Representing nodes with coordinates (4x+p, 4y+q) in the hidden layer of the first layer, e ₁ For the linear offset, σ (x) is defined by equation (2);

definition N ₂ Is provided with an output layer of:

in the formula ,

a node representing a hidden layer of the second layer, and ψ represents a node of an output layer;

Representation and->

And +.>

Correspondingly, e ₂ Is a linear offset; sigma (x) is defined by formula (2);

the value range of the output layer node psi of the neural network is 0,1, which indicates whether the original image corresponding to the input difference image has a package or not; when ψ tends to be 0, it indicates that a package does not exist, and when ψ tends to be 1, it indicates that a package exists; to further clarify the determination result, the threshold values are set as follows:

Training sample images containing the package and not containing the package are prepared in advance, the output value of the training sample images is marked as 1 or 0 respectively, and the model N is obtained ₂ Training is performed to obtain values of parameters in formulas (10) - (12), and a cost function is defined as follows:

wherein ,

the labeled output values representing training samples, ψ represents the values according to the neural network model N ₂ Calculating an input difference image, and then outputting an estimated value, wherein a parameter theta is a control parameter;

judging whether the following events occur or not through the steps: the event (1) is sent to the gate of the express delivery personnel, and the event (2) is delivered at a designated position;

after the events (1) and (2) occur, the service software stops recording the live video to the client; and entering a monitoring step of the event (3);

the occurrence condition of the event (3) is judged as follows:

A. events (1), (2) have occurred;

B. in a certain time period T3, F3 images are intercepted from the video at equal intervals, each image is detected by the method, and the detection result is recorded;

C. if more than M3 images in the step B cannot detect the package, namely psi is less than or equal to 0.5, and the M3 images are shot in sequence continuously, determining that an event (3) occurs;

D. otherwise repeating B, C steps;

and when the event (3) occurs, sending a notice of abnormal monitoring of the express package to the client, and sending the on-site video of 60 seconds before the event (3) occurs to the client.

2. The monitoring method of claim 1, wherein the method further comprises:

s7, the camera acquires third video data of the acquisition area;

3. The monitoring method according to claim 1, wherein the method for obtaining the subgraph comprises, for each complete image I:

ss.a, size of given subgraph;

ss.b, giving a step value;

4. The monitoring method of claim 1, wherein the capturing is capturing a plurality of images from the video data at equal intervals over a period of time.
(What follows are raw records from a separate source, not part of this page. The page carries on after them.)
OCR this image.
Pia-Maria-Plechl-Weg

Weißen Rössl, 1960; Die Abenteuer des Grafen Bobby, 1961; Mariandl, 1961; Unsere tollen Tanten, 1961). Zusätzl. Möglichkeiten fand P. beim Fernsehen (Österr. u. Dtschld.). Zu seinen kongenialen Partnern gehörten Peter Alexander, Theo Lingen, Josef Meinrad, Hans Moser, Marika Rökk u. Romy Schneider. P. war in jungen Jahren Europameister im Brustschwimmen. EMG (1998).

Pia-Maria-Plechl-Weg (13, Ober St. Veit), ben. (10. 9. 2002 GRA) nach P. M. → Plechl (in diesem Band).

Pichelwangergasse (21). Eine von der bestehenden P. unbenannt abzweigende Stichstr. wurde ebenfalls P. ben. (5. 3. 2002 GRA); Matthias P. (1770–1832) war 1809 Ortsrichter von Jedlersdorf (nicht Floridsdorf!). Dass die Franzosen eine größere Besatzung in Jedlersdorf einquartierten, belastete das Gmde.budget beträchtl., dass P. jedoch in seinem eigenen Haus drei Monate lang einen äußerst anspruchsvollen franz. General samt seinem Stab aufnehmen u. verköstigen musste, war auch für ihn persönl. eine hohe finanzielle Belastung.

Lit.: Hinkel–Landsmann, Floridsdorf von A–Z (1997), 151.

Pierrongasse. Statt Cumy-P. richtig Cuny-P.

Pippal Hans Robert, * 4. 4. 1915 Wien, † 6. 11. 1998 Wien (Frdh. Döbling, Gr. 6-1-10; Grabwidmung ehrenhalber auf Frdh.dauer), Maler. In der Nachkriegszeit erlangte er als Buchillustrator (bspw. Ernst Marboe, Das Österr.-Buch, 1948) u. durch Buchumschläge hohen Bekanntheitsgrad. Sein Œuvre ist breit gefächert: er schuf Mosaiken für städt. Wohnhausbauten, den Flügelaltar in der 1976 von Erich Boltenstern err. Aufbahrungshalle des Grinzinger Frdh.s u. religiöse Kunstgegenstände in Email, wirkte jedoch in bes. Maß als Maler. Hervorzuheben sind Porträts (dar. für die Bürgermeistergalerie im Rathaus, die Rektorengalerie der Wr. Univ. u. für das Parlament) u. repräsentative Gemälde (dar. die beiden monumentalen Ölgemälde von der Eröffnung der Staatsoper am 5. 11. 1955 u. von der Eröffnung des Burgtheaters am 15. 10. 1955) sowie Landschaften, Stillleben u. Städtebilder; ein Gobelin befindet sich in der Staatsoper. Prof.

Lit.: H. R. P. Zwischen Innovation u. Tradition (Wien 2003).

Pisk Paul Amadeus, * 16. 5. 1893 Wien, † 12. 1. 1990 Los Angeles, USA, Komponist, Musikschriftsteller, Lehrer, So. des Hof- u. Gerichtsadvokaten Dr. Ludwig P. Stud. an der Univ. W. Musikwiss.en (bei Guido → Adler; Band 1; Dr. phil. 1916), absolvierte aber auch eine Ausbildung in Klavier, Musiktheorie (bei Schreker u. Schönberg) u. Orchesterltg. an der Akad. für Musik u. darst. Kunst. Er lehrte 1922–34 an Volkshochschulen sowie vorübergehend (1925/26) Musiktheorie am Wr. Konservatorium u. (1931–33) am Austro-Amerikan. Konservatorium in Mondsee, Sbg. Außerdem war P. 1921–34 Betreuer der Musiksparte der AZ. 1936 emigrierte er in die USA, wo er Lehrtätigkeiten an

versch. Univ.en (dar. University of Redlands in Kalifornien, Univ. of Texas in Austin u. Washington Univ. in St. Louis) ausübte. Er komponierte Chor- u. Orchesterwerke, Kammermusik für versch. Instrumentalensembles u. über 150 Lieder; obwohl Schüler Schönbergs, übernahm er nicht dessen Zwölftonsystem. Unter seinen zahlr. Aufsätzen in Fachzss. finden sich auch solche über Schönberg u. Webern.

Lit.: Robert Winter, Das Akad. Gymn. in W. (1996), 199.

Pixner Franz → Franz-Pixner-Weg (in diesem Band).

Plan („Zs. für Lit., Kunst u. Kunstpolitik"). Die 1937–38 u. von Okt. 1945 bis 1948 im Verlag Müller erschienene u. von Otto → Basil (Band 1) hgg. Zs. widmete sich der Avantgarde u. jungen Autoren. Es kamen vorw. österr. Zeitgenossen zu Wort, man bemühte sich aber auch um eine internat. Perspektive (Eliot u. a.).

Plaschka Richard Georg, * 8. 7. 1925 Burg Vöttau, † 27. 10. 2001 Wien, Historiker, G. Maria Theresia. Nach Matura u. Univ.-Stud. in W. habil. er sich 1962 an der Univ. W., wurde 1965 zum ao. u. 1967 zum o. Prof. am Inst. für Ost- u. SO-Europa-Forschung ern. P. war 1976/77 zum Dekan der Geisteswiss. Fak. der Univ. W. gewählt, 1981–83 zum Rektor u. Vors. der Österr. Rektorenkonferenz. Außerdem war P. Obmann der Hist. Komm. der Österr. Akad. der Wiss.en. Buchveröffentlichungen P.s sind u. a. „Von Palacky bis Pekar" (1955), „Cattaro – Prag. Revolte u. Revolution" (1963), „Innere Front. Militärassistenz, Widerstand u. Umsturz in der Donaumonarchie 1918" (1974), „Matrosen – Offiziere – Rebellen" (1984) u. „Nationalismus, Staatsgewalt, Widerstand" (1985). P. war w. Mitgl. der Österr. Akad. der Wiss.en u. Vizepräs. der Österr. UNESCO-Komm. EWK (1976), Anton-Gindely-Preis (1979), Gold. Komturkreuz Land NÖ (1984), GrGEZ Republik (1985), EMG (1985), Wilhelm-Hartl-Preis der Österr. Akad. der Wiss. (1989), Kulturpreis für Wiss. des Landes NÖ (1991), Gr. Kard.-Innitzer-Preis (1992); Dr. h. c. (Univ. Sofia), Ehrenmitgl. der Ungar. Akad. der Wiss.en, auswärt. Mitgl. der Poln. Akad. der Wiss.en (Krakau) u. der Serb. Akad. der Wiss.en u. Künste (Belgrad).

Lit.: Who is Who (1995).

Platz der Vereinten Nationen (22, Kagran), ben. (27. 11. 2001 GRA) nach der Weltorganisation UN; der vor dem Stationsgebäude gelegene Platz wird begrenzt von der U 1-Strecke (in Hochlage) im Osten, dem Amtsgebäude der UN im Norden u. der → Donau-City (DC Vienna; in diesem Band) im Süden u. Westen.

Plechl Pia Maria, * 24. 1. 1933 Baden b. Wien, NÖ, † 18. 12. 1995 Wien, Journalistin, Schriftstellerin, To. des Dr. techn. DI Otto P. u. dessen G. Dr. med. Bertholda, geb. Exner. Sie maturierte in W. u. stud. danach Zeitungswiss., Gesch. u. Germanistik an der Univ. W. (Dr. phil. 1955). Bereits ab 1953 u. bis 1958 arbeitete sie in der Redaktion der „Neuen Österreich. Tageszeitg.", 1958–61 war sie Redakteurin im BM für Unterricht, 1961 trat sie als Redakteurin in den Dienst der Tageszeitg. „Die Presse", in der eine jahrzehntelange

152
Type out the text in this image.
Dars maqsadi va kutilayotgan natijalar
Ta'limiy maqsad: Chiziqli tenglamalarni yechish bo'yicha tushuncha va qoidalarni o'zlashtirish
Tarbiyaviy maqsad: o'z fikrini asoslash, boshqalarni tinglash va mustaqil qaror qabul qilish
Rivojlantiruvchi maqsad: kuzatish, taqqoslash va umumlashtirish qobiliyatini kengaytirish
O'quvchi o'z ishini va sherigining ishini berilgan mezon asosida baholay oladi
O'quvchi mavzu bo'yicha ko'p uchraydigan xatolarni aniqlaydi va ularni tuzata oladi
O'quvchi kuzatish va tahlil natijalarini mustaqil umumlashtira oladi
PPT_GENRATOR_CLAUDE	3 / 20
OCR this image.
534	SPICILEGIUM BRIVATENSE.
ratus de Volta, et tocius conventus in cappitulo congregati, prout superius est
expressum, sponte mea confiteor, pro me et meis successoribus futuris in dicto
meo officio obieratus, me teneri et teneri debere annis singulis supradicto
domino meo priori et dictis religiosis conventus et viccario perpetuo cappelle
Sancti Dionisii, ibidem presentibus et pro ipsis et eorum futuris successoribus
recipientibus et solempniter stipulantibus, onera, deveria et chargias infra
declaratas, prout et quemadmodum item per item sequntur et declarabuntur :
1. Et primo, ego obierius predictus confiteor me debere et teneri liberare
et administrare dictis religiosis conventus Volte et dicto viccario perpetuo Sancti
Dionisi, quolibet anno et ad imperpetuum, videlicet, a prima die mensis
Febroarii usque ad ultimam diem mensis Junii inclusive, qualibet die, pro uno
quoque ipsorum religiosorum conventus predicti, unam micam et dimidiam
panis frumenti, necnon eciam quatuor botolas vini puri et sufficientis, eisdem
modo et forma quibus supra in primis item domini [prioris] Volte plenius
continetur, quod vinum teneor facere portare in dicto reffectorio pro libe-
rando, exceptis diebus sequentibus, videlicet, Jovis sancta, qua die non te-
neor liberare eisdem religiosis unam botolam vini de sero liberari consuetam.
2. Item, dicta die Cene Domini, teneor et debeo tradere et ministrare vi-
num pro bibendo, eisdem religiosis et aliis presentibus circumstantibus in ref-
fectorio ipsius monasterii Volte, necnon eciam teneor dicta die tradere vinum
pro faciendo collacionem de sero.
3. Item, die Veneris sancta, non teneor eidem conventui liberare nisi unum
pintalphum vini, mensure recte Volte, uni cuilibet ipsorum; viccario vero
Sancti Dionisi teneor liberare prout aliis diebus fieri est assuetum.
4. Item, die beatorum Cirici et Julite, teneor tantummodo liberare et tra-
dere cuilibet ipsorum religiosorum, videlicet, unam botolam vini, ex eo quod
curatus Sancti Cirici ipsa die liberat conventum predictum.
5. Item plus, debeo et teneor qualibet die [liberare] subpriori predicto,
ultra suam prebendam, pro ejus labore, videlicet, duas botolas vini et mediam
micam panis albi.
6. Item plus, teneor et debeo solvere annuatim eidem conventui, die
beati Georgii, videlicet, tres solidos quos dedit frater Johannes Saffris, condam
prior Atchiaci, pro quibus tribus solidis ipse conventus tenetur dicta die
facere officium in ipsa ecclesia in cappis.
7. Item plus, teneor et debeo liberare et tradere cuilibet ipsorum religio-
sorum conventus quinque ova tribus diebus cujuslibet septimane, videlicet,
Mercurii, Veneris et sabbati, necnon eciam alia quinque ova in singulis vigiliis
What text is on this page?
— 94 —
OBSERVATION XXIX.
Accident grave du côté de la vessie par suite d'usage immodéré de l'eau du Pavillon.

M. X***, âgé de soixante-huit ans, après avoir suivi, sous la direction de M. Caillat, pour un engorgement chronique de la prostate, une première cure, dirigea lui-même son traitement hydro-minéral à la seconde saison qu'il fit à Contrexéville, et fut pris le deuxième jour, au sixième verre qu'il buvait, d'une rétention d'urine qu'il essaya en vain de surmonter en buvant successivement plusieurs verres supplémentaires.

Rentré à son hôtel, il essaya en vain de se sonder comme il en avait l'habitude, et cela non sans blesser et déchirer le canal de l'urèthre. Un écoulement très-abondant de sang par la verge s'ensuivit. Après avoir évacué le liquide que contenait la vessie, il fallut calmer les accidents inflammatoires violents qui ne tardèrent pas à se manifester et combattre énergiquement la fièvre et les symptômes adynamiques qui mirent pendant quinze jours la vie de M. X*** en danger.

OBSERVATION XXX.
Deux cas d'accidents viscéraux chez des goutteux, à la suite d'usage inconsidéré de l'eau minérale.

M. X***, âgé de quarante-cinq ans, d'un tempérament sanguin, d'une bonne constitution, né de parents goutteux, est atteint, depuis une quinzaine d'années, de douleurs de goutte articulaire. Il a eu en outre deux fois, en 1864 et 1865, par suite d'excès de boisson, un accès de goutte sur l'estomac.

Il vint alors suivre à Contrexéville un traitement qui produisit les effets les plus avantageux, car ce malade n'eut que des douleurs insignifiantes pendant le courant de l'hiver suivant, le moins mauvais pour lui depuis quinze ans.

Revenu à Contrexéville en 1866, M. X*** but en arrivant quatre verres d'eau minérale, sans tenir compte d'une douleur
5. The monitoring method of claim 1, wherein the presence of the courier is determined if the number of images of the courier is detected to exceed a first preset value and if at least one of the images does not detect a general pedestrian.

6. The monitoring method of claim 1, wherein the presence of packages is determined if the number of images of the express packages is detected to exceed a second preset value and the image capturing order is continuous.